Insight Turkey, Volume 14 No. 3
Egypt is the central country of the Arab world. The political and cultural influence that Egypt has exercised on its Arab neighborhood in modern times has been immense. Although the current movement of Arab revolutions broke out first in Tunisia, it was the Egyptian revolution which captured the world’s imagination and gave “the Arab spring” its name. But Egypt’s transition to democracy has been slow and tortuous, complicated by a conflict over the country’s soul between the forces of change and the military-judiciary bureaucracy complex. The election of a new president, the first to be chosen in a relatively free election since the founding of the republic, is no doubt a major step forward in the process of democratization.
The second and final round of the election was conducted on June 16 and 17 between the two front runners in the first round: Dr. Muhammad Mursi of the Freedom and Justice Party (the political arm of the Muslim Brothers), and former Air Force general Ahmed Shafiq, the last prime minister of the deposed Mubarak’s regime. At dawn on Monday, June 18, Mursi’s campaign headquarters announced his victory, relying on results from local voting centers.
However, Shafiq’s spokespersons refused to admit defeat. Although official results were not declared until June 24, they were to confirm the results that had been announced previously, showing that Mursi was able to beat his rival by 880,000 votes.

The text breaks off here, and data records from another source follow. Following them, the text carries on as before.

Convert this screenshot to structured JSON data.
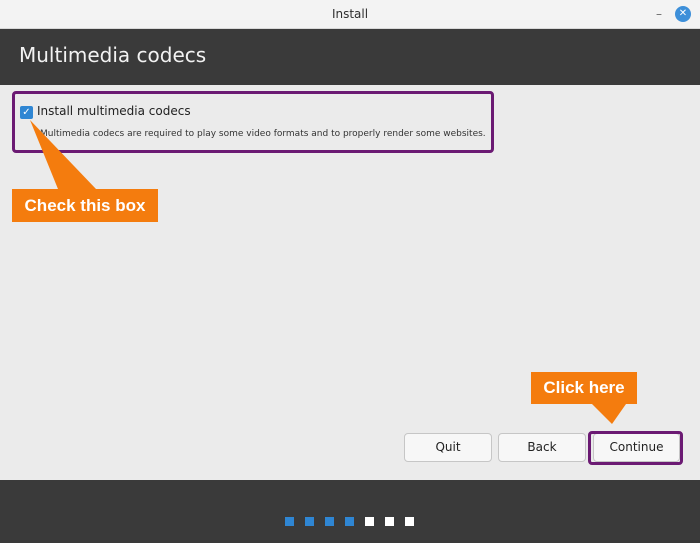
{
  "window": {
    "title": "Install",
    "minimize_glyph": "–",
    "close_glyph": "✕"
  },
  "header": {
    "title": "Multimedia codecs"
  },
  "main": {
    "checkbox": {
      "label": "Install multimedia codecs",
      "checked": true,
      "check_glyph": "✓"
    },
    "description": "Multimedia codecs are required to play some video formats and to properly render some websites."
  },
  "annotations": {
    "check_callout": "Check this box",
    "click_callout": "Click here",
    "callout_color": "#f47c0e",
    "highlight_color": "#6b1a73"
  },
  "buttons": {
    "quit": "Quit",
    "back": "Back",
    "continue": "Continue"
  },
  "progress": {
    "total_steps": 7,
    "completed_steps": 4,
    "completed_color": "#2f86d3",
    "pending_color": "#ffffff"
  }
}
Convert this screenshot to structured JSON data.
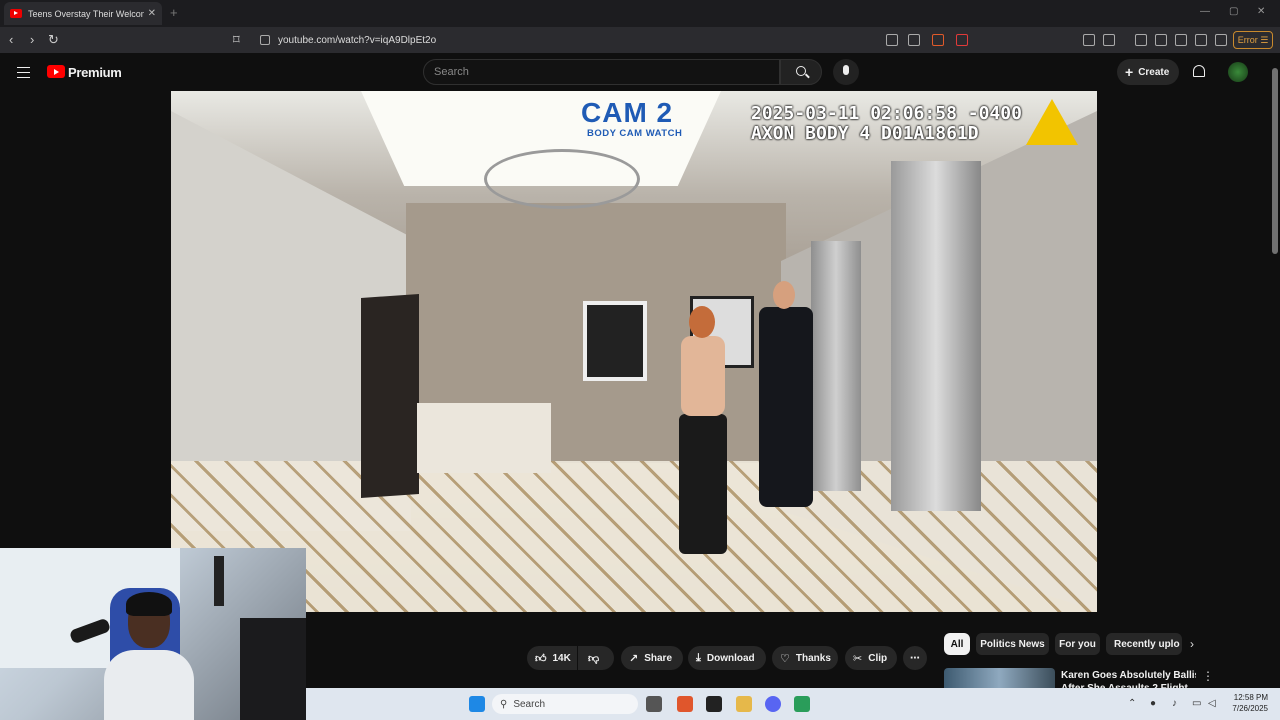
{
  "browser": {
    "tab_title": "Teens Overstay Their Welcom",
    "tab_close": "✕",
    "new_tab": "+",
    "window_controls": [
      "—",
      "▢",
      "✕"
    ],
    "url": "youtube.com/watch?v=iqA9DlpEt2o",
    "error_label": "Error"
  },
  "youtube": {
    "logo_text": "Premium",
    "search_placeholder": "Search",
    "create_label": "Create"
  },
  "video": {
    "timestamp": "2025-03-11 02:06:58 -0400",
    "device": "AXON BODY 4 D01A1861D",
    "cam_label": "CAM 2",
    "cam_sublabel": "BODY CAM WATCH"
  },
  "actions": {
    "like_count": "14K",
    "share": "Share",
    "download": "Download",
    "thanks": "Thanks",
    "clip": "Clip",
    "more": "⋯"
  },
  "chips": [
    "All",
    "Politics News",
    "For you",
    "Recently uplo"
  ],
  "recommendation": {
    "title_line1": "Karen Goes Absolutely Ballistic",
    "title_line2": "After She Assaults 2 Flight"
  },
  "taskbar": {
    "search_placeholder": "Search",
    "time": "12:58 PM",
    "date": "7/26/2025"
  },
  "colors": {
    "bg": "#0f0f0f",
    "youtube_red": "#ff0000",
    "cam_blue": "#1f5bb5",
    "error_orange": "#e0a040"
  }
}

More than 50 percent of eligible voters (about 26 out of 51 million) voted in the second round, far exceeding the 40 percent in the first round. While the considerable rise in the turn out indicates that Egyptians had yet to show signs of electoral exhaustion, it also shows the intensity of the competition.
Yet even before the president was to assume his responsibilities, the Supreme Council of the Armed Forces (SCAF) had taken several measures to insure they keep their heavy-handed role in shaping the country’s future, diminishing Egyptians’ hopes that the presidential elections would finally conclude the long process of transforming authority.